@vladimiry/ndx
TypeScript icon, indicating that this package has built-in type declarations

0.5.1 • Public • Published

ndx · GitHub license npm version codecov CircleCI Status PRs Welcome

ndx is a lightweight javascript (TypeScript) full-text indexing and searching library.

Live Demo

Reddit Comments Search Engine - is a simple demo application that indexes 10,000 reddit comments. Demo application requires modern browser features: WebWorkers and IndexedDB. Comments are stored in the IndexedDB, and search engine is working in a WebWorker.

Features

  • Multiple fields full-text indexing and searching.
  • Per-field score boosting.
  • BM25 ranking function to rank matching documents. The same ranking function that is used by default in Lucene >= 6.0.0.
  • Trie based dynamic Inverted Index.
  • Configurable tokenizer and term filter.
  • Free text queries with query expansion.
  • Small memory footprint, optimized for mobile devices.
  • Serializable/deserializable index.
  • ~1.7kb minified and gzipped.

ndx library doesn't provide any advanced text processing functions, default tokenizer breaks words on space characters, and default filter just removes non-word character. Natural is a good library that has many useful functions for text processing.

NPM Package

Npm package ndx provides commonjs, es5 and es6 modules with TypeScript typings.

Example

import { DocumentIndex } from "ndx";

const index = new DocumentIndex();
index.addField("title");
index.addField("content");

const documents = [
  {
    id: "doc1",
    title: "First Document",
    content: "Lorem ipsum dolor",
  },
  {
    id: "doc2",
    title: "Second Document",
    content: "Lorem ipsum",
  }
];

documents.forEach((doc) => {
  index.add(doc.id, doc);
});

index.search("First");
// => [{ docId: "doc1", score: ... }]

index.search("Lorem");
// => [{ docId: "doc2", score: ... }, { docId: "doc1", score: ... }]

Documentation

Creating a new Document Index

DocumentIndex<I, D>(options?: DocumentIndexOptions)

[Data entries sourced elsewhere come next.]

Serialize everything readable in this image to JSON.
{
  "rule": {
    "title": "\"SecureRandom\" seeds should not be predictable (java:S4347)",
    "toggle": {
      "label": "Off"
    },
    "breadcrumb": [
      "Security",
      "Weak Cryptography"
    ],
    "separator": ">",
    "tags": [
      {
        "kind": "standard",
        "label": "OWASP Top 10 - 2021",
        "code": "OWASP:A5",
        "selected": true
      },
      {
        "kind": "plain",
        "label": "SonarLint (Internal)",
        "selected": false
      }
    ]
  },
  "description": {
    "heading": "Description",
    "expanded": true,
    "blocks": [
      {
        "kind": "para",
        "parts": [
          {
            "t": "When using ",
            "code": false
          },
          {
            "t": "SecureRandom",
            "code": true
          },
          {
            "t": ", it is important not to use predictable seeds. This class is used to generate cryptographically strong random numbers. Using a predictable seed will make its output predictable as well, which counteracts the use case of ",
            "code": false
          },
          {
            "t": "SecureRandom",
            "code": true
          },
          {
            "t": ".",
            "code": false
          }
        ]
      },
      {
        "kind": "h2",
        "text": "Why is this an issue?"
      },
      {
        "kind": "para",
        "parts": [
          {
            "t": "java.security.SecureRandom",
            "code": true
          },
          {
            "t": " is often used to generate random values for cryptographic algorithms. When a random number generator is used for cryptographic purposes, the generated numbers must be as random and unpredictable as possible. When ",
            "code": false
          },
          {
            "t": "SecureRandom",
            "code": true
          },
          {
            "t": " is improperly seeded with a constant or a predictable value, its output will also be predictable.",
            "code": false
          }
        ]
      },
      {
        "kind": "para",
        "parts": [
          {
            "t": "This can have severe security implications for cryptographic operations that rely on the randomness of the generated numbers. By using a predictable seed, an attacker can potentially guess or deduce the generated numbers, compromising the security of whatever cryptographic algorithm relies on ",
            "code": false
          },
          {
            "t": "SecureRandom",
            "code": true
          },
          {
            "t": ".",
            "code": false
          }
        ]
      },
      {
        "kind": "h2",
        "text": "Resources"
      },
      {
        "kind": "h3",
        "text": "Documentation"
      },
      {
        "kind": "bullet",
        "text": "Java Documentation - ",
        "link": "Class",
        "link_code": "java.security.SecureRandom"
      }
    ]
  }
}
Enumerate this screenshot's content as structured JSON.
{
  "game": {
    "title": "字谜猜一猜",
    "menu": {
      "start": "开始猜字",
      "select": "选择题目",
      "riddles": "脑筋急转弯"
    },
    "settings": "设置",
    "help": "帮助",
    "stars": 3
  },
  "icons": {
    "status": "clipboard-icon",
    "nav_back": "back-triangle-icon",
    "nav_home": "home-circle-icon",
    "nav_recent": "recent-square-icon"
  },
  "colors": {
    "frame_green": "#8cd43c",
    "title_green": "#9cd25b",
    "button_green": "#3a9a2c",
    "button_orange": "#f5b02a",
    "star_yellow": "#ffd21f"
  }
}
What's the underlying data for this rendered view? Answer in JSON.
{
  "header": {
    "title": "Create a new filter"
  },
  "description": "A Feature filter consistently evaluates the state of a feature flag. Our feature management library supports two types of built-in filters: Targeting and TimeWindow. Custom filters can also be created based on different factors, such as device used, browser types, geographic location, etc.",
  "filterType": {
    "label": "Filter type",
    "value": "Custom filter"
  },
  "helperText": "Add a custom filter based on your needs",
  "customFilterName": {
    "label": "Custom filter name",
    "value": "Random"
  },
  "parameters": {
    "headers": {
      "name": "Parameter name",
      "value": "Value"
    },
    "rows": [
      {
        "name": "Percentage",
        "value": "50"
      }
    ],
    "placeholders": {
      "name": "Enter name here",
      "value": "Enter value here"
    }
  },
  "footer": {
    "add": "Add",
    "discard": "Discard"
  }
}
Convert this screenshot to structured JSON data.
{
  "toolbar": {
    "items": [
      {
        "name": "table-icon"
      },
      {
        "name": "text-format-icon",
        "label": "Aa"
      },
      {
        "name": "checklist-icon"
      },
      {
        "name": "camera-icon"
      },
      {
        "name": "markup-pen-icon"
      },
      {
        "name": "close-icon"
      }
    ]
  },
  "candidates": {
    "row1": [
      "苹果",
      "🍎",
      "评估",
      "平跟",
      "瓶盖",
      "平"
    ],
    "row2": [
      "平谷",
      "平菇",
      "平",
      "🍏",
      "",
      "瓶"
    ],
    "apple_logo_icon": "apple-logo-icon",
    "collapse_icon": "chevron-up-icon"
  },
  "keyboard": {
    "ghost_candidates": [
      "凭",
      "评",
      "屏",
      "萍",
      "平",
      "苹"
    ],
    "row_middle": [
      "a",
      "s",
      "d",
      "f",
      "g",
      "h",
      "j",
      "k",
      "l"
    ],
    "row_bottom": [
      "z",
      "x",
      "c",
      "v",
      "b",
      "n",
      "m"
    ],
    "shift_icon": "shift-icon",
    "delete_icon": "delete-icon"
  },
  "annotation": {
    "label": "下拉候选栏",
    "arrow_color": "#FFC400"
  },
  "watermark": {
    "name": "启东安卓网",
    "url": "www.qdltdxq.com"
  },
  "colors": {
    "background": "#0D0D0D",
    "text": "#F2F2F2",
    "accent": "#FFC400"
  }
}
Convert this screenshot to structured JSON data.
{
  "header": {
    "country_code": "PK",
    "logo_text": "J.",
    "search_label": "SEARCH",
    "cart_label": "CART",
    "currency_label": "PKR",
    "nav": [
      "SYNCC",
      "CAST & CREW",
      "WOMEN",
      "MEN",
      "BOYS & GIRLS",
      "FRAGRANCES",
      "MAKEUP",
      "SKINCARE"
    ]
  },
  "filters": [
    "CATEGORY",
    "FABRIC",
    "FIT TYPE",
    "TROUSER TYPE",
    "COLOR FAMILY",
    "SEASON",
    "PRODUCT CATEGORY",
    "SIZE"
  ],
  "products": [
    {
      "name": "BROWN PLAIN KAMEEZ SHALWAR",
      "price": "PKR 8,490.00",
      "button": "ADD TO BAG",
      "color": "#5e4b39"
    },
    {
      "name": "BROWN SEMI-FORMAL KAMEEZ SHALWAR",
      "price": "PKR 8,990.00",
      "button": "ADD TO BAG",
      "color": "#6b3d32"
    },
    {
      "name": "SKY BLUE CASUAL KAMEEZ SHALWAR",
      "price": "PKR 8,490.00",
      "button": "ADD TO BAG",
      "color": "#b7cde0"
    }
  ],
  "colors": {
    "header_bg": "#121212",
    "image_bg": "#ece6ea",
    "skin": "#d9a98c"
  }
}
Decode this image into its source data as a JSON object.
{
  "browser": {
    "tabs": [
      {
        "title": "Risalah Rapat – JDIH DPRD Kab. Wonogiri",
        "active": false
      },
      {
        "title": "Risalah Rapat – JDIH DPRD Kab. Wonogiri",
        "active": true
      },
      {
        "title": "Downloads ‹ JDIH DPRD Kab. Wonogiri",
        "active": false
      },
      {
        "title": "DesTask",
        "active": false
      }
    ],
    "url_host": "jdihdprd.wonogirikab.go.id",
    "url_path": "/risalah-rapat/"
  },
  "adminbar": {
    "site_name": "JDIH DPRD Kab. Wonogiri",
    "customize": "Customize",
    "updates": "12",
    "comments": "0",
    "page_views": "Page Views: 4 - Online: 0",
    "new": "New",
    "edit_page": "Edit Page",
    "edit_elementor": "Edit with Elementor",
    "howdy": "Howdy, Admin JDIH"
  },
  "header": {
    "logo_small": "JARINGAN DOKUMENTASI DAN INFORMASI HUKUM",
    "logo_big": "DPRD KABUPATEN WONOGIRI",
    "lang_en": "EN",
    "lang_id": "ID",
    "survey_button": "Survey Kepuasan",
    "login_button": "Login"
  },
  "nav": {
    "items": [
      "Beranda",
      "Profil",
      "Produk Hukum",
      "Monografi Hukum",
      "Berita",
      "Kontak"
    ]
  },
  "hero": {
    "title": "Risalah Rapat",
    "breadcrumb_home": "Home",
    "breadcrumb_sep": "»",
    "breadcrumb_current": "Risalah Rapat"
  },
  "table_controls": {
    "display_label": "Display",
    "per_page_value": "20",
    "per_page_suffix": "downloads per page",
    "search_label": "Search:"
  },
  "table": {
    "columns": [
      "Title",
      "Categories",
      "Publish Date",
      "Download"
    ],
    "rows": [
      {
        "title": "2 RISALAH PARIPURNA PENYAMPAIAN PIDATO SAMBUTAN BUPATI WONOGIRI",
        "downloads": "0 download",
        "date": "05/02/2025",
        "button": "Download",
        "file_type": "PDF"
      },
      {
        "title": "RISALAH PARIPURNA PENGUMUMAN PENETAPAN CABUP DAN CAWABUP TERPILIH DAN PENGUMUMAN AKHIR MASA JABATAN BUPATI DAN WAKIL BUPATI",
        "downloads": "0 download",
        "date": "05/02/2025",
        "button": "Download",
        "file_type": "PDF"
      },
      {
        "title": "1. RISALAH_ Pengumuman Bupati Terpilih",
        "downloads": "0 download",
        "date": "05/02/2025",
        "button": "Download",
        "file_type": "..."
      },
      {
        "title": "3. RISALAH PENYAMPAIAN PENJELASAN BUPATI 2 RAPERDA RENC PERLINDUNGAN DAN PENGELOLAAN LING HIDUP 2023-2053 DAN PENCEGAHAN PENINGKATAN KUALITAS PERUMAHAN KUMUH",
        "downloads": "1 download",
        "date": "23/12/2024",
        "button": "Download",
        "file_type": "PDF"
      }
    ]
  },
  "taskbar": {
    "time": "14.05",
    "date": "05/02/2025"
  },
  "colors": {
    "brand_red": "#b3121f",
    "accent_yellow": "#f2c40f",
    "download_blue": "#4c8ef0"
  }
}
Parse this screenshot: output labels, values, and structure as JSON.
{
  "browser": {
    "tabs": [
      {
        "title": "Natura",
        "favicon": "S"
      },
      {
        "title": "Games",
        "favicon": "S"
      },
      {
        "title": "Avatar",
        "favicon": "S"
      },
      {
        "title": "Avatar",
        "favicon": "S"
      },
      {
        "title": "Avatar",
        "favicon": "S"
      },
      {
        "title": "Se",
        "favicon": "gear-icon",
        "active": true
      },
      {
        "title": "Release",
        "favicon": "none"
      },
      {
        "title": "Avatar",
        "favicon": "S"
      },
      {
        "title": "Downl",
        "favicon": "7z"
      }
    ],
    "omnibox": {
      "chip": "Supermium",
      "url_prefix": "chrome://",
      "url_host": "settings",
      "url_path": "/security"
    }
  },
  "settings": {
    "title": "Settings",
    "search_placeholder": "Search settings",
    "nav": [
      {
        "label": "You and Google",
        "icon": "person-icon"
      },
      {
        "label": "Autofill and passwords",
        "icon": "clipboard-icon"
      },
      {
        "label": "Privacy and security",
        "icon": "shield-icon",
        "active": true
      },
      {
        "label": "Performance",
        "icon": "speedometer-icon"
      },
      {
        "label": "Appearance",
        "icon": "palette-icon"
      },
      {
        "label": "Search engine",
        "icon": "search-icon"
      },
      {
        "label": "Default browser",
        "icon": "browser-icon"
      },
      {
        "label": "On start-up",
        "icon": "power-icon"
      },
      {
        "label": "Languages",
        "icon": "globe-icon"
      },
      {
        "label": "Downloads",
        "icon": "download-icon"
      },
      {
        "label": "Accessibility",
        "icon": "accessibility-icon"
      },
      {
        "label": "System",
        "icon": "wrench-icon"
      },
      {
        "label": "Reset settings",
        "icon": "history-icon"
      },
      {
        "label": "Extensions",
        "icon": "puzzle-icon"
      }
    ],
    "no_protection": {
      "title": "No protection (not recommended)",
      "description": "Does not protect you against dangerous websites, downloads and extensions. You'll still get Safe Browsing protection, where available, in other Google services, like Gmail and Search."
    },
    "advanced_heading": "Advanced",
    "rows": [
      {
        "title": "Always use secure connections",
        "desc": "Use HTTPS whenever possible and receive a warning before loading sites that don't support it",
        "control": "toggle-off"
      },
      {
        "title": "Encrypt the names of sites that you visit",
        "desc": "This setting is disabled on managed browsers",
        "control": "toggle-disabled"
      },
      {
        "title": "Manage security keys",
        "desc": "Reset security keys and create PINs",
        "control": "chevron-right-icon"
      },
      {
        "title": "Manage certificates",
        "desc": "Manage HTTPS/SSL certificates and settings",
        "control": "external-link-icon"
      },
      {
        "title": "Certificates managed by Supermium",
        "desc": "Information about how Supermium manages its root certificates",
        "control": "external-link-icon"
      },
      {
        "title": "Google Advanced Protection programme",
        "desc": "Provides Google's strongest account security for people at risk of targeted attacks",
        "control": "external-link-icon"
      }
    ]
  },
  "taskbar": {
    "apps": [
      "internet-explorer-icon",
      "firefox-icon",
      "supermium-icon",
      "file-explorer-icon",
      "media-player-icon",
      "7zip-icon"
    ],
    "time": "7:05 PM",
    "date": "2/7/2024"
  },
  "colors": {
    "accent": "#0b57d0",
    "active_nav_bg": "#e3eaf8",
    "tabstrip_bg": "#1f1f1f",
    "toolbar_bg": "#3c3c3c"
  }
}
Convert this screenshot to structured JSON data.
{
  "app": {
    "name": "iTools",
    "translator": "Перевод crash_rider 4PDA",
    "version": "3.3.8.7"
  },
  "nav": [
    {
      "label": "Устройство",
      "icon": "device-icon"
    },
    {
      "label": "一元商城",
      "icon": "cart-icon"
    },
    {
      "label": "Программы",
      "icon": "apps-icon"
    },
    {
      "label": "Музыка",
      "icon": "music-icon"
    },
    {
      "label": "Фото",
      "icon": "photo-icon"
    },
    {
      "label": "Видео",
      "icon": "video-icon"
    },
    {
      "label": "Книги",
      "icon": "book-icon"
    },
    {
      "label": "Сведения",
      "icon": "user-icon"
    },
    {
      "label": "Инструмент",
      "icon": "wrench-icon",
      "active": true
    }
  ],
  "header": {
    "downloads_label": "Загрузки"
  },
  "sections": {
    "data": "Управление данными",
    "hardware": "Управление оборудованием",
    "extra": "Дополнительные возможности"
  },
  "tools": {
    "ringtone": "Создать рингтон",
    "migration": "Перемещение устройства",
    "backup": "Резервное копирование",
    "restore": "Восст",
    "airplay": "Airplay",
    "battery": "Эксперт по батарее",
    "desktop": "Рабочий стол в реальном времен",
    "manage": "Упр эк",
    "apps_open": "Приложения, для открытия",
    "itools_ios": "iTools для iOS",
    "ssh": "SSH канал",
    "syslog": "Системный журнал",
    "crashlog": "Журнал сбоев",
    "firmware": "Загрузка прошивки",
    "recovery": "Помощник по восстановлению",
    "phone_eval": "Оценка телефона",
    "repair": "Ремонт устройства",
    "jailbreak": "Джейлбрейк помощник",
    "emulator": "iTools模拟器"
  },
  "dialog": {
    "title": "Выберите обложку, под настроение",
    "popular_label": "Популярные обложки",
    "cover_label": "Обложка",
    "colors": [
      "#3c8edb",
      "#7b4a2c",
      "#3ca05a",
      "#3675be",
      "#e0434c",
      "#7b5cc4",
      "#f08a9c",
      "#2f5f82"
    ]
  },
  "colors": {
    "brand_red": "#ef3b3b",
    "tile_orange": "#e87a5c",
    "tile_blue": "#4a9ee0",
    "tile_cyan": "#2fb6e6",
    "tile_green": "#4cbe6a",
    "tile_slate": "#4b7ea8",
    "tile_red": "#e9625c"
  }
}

Document Index is a main object that stores all internal statistics and Inverted Index for documents.

Parametric Types

  • I is a type of document IDs.
  • D is a type of documents.

Options

/**
 * BM25 Ranking function constants.
 */
interface BM25Options {
  /**
   * Controls non-linear term frequency normalization (saturation).
   *
   * Default value: 1.2
   */
  k1?: number;

  /**
   * Controls to what degree document length normalizes tf values.
   *
   * Default value: 0.75
   */
  b?: number;
}

interface DocumentIndexOptions {
  /**
   * Tokenizer is a function that breaks a text into words, phrases, symbols, or other meaningful elements called
   * tokens.
   *
   * Default tokenizer breaks words on spaces, tabs, line feeds and assumes that contiguous nonwhitespace characters
   * form a single token.
   */
  tokenizer?: (query: string) => string[];
  /**
   * Filter is a function that processes tokens and returns terms, terms are used in Inverted Index to index documents.
   *
   * Default filter transforms all characters to lower case and removes all non-word characters at the beginning and
   * the end of a term.
   */
  filter?: (term: string) => string;
  /**
   * BM25 Ranking function constants.
   */
  bm25?: BM25Options;
}

Example

/**
 * Creating a simple index with default options.
 */
const default = new DocumentIndex();

/**
 * Creating an index with changed BM25 constants.
 */
const index = new DocumentIndex({
  bm25: {
    k1: 1.3,
    b: 0.8,
  },
});

Adding a text field to an index

addField(fieldName: string, options?: FieldOptions) => void

The first step after creating a document index should be registering all text fields. Document Index is indexing only registered text fields in documents.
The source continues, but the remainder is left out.